Isle of Arran Distillers’ latest release, Arran Malt Orkney Bere, is made from bere barley, a once widespread crop in Scotland that has since been largely replaced by higher yielding alternative varieties.

Working with the Agronomy Institute at Orkney College, part of the University of the Highlands, the distillery created this 10-year-old expression that has been matured in Bourbon barrels and bottled at a cask strength of 56.2% abv.

The new 4,890 bottle release follows an earlier first edition run of 5,800 bottles last year. Available direct from the distillery’s website or via specialist whisky shops from 10 November, this latest edition carries an RRP of £59.99.

Noting that this particular strain of barley is “notoriously difficult to grow”, Isle of Arran Distillers’ managing director Euan Mitchell, managing director of Isle of Arran Distillers, maintained: “for those who persevere, it can produce an outstanding malt, as is the case with this highly-anticipated new release.”

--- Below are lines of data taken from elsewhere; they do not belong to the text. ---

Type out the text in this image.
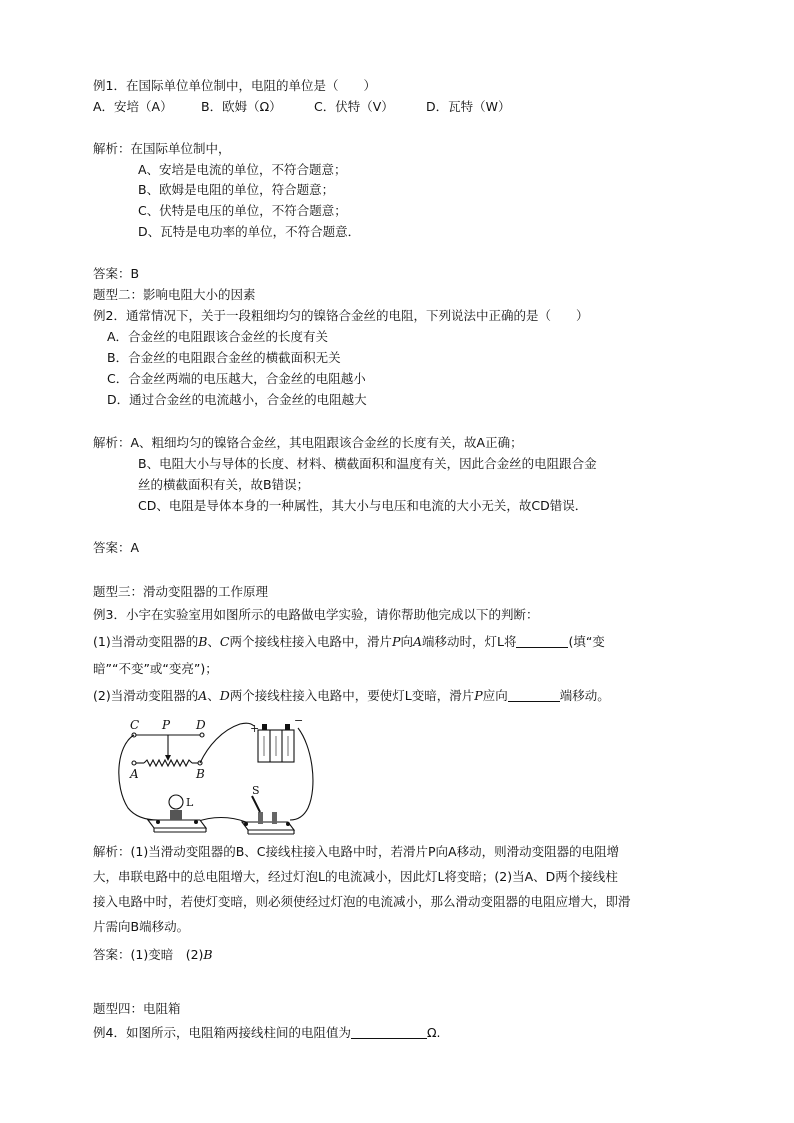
例1．在国际单位单位制中，电阻的单位是（　　）
A．安培（A） B．欧姆（Ω）	C．伏特（V）	D．瓦特（W）
解析：在国际单位制中，
A、安培是电流的单位，不符合题意；
B、欧姆是电阻的单位，符合题意；
C、伏特是电压的单位，不符合题意；
D、瓦特是电功率的单位，不符合题意．
答案：B
题型二：影响电阻大小的因素
例2．通常情况下，关于一段粗细均匀的镍铬合金丝的电阻，下列说法中正确的是（　　）
A．合金丝的电阻跟该合金丝的长度有关
B．合金丝的电阻跟合金丝的横截面积无关
C．合金丝两端的电压越大，合金丝的电阻越小
D．通过合金丝的电流越小，合金丝的电阻越大
解析：A、粗细均匀的镍铬合金丝，其电阻跟该合金丝的长度有关，故A正确；
B、电阻大小与导体的长度、材料、横截面积和温度有关，因此合金丝的电阻跟合金
丝的横截面积有关，故B错误；
CD、电阻是导体本身的一种属性，其大小与电压和电流的大小无关，故CD错误．
答案：A
题型三：滑动变阻器的工作原理
例3．小宇在实验室用如图所示的电路做电学实验，请你帮助他完成以下的判断：
(1)当滑动变阻器的B、C两个接线柱接入电路中，滑片P向A端移动时，灯L将	(填“变
暗”“不变”或“变亮”)；
(2)当滑动变阻器的A、D两个接线柱接入电路中，要使灯L变暗，滑片P应向	端移动。
C P D
A	B
L
S
+
−
解析：(1)当滑动变阻器的B、C接线柱接入电路中时，若滑片P向A移动，则滑动变阻器的电阻增
大，串联电路中的总电阻增大，经过灯泡L的电流减小，因此灯L将变暗；(2)当A、D两个接线柱
接入电路中时，若使灯变暗，则必须使经过灯泡的电流减小，那么滑动变阻器的电阻应增大，即滑
片需向B端移动。
答案：(1)变暗　(2)B
题型四：电阻箱
例4．如图所示，电阻箱两接线柱间的电阻值为	Ω.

Confirmed that the company is “constantly looking for new ways to interest and excite whisky aficionados,” Mitchell remarked: “We are extremely proud to have produced a whisky which uses a crop that is part of Scotland’s rich heritage. We are sure it will thrill and delight those who taste it.”

Thanks to the work of the UHI Agronomy Institute’s research programme into bere barley since 2002, the grain – which is believed to have been brought over by the Vikings in the 9th century or earlier – has appeared in a number of other commercial projects. These have included beer, biscuits and an additional whisky expression created by Islay’s Bruichladdich distillery.